С этим я, пожалуй, был согласен. Боря действительно был своим человеком в этом доме, это я замечал и прежде. Василий был с ним дружен давно, еще с институтских лет. А потом их объединяла страсть к антиквариату…
Женщины ушли, а мы с Борей пошли на кухню. Он уверенно шел впереди и, казалось, каждым своим движением хочет подчеркнуть, что он тут даже еще более свой человек, чем я.
В каком-то смысле это было действительно так. Он, в отличие от меня, знал, где стоит банка с растворимым кофе и где сахарница. А когда выяснилось, что сахар в ней кончился, у Бори появилась возможность доказать, что он на самом деле свой человек. Он залез на табуретку и снял с верхней полки антресолей кулек с сахарным песком. Можно было сказать с уверенностью, что тест на «своего» человека Борей пройден…
В самом деле, случайные знакомые не знают, где в доме хранится куль с сахаром. Для этого нужно иметь близкие отношения и быть частым гостем…
— Мы на «вы» или на «ты»? — спросил он меня для начала.
— Я не помню, — признался я. — Какая разница? Это такие условности.
Я знал массу людей, которые вежливо говорили мне «вы» и при этом были моими злейшими врагами. А многие из тех, что говорили мне «ты» искренне уважали меня. Так что это так относительно в наши дни и совершенно ни о чем не говорит.
— Я заехал спросить, не нужна ли какая-то помощь с моей стороны, — сказал Боря. — Но Лариса уверила меня, что все в порядке, насколько это возможно. Так что теперь я даже не знаю, что делать. Я освободил себе половину дня, а вот как получилось…
Я разлил кипяток в чашки и мы сели пить кофе.
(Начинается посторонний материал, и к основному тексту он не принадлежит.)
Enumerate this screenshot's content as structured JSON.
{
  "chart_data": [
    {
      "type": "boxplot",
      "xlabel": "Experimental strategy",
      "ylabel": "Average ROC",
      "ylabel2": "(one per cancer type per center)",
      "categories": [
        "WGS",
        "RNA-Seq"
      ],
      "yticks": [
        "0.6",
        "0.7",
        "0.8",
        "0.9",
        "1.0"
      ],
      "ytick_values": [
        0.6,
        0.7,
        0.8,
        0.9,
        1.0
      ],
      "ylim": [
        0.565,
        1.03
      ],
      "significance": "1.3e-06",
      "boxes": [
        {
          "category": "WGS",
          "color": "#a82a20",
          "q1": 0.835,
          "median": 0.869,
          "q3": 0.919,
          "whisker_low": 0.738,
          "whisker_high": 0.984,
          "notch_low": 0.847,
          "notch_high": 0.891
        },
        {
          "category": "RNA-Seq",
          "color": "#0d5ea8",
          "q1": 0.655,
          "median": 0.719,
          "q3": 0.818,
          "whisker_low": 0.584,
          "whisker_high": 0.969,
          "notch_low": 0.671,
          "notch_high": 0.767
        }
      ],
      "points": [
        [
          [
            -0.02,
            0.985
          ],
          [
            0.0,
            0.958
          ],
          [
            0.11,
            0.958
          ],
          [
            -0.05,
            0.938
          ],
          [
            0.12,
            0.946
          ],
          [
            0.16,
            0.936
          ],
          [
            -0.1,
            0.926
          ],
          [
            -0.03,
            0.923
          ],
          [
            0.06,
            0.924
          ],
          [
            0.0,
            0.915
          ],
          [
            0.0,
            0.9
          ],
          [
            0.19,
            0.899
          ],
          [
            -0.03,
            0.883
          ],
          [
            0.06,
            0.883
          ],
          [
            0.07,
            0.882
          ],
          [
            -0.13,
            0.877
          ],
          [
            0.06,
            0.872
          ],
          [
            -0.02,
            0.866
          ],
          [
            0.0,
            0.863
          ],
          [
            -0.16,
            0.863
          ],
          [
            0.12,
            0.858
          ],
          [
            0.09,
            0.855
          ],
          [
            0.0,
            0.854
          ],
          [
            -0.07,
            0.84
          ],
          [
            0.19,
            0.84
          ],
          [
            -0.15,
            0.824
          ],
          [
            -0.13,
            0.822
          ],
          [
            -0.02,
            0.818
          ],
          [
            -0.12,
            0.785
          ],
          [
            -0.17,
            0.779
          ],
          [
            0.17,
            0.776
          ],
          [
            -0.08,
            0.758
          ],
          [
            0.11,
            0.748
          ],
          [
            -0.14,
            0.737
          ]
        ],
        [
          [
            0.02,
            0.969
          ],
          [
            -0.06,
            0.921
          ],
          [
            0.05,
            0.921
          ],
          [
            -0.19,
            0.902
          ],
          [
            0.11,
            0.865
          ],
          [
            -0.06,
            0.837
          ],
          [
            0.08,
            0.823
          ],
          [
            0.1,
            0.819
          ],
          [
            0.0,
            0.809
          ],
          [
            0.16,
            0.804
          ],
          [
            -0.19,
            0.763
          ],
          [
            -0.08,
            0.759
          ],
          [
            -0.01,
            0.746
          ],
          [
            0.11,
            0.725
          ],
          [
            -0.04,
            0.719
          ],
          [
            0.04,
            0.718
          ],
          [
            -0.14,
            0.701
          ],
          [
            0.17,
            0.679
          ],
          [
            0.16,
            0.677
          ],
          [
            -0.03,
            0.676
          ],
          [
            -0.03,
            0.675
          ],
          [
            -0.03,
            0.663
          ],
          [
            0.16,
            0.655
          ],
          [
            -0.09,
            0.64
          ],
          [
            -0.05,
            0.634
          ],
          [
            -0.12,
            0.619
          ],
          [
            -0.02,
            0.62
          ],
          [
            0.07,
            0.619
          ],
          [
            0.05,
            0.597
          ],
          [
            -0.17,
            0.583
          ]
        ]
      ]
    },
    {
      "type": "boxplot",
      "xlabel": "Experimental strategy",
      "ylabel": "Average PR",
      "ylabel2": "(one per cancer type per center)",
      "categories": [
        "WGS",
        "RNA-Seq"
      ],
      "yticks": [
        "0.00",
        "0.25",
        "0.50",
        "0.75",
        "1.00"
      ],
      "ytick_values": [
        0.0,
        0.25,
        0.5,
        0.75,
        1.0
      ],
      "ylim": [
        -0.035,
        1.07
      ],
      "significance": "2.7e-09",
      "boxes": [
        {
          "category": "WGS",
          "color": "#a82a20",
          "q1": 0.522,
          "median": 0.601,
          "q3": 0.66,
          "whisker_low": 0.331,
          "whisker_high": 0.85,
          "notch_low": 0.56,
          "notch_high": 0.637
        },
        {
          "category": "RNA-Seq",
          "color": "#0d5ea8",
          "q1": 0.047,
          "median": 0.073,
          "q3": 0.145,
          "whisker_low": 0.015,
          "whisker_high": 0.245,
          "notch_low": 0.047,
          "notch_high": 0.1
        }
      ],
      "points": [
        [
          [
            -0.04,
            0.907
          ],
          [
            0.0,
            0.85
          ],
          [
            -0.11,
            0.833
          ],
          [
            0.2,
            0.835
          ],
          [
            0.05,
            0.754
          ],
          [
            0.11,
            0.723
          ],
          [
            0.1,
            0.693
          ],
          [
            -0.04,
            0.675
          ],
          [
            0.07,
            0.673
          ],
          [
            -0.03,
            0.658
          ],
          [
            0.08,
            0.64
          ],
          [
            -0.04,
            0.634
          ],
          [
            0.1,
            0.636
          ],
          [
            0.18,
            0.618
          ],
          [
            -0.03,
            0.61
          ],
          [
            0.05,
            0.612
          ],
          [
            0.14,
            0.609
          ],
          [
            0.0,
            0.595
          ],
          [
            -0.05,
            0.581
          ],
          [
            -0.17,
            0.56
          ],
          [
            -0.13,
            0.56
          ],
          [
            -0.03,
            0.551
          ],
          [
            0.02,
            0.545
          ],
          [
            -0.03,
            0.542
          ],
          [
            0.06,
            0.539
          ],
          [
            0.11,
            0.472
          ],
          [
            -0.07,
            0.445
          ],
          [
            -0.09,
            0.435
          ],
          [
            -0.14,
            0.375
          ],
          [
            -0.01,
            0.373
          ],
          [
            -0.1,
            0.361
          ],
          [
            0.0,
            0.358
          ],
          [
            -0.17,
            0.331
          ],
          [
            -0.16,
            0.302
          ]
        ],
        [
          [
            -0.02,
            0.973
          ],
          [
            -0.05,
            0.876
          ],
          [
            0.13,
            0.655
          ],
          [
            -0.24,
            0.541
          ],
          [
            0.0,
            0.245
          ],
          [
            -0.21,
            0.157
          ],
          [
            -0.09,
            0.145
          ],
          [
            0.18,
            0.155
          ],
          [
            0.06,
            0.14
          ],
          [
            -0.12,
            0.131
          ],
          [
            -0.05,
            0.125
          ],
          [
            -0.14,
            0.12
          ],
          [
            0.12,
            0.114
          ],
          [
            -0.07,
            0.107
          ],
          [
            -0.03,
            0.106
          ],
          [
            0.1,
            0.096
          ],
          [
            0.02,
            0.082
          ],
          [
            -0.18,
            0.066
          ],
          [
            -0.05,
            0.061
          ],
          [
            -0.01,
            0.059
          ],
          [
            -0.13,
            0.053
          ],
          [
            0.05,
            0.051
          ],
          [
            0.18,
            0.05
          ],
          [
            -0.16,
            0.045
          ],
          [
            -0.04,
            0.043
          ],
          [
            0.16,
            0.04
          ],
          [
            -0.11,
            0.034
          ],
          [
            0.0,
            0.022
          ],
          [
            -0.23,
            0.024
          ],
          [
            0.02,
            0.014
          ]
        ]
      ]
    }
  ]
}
Боря предложил мне сигарету, от которой я не смог отказаться. Хотя, как обычно, я сначала подозрительно посмотрел на нее и сказал себе: Марк! Эта сигарета принесет тебе гораздо больше пользы, если ты ее не выкуришь. Но это старый прием и в подобных случаях, когда искушение слишком велико, он не действует.
— Когда вы узнали об этом? — спросил я Борю, и он прекрасно меня понял.
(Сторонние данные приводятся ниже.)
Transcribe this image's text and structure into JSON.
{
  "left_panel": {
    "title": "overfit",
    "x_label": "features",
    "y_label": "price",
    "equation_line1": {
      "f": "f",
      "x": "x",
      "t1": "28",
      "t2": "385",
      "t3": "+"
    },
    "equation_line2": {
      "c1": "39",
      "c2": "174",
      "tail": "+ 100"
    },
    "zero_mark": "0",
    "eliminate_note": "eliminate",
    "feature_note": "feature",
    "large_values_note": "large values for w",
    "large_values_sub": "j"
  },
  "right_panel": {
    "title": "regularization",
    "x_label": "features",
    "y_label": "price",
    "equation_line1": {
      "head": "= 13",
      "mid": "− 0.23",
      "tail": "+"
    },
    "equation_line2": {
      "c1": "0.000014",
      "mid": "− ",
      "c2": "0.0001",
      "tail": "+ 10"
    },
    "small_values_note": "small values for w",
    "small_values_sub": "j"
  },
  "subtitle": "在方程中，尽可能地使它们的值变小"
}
— Вчера утром Лариса позвонила и сказала, — ответил он. — Хорошо хоть догадалась позвонить. — Последние слова он произнес с раздражением.
Интересно, а почему они не любят друг друга, подумал я. Вот ведь какая у меня отвратительная режиссерская привычка — все анализировать. Каждый шаг, каждое слово…
Почему Лариса рассердилась внутренне, когда Боря захотел еще ненадолго остаться? Почему это ей так не понравилось?
Было два варианта. Первый — она боялась, что мы с Борей, оставшись одни, напьемся, например, и это станет для нее дополнительной проблемой. Или напьется один Боря. Боря мог напиться, это я тоже знал. Но почему это ее так раздражило именно сегодня? Ведь он все же друг ее убитого мужа и приехал предложить свою помощь…
Второй вариант — ей не хотелось бы, чтобы мы с Борей разговаривали. Почему? Что мы могли сказать друг другу такого, что было бы ей неприятно? Правда, были еще два варианта. Застарелая неприязнь их друг к другу и боязнь Ларисы, что Боря что-нибудь украдет из антикварных вещей… Но он ведь старый друг… Хотя, что в таком случае означали ее вчерашние туманные слова о том, что в наше время деньги и вообще материальные блага рассорили многих людей? Не Борю ли она имела в виду?
— Вот я и приехал, — продолжал Боря. — Еще ведь вот что, — он поднял глаза от чашки с кофе, — у меня арендован сейф в банке, и я храню в нем некоторые ценные вещи. И, поскольку уж случилось такое, я приехал предложить дать их мне на хранение, хоть некоторые. — Он помолчал, как бы ожидая моего ответа, но его не последовало. Я просто не сказал ни слова в ответ. — Мне это кажется разумным, — добавил Боря, понимая, что его слова непонятны для меня и нуждаются в объяснении. — Ведь совершенно ясно, что убить Васю могли только из-за его антиквариата. Другой причины вовсе нет и быть не может. Вы и сами это прекрасно понимаете.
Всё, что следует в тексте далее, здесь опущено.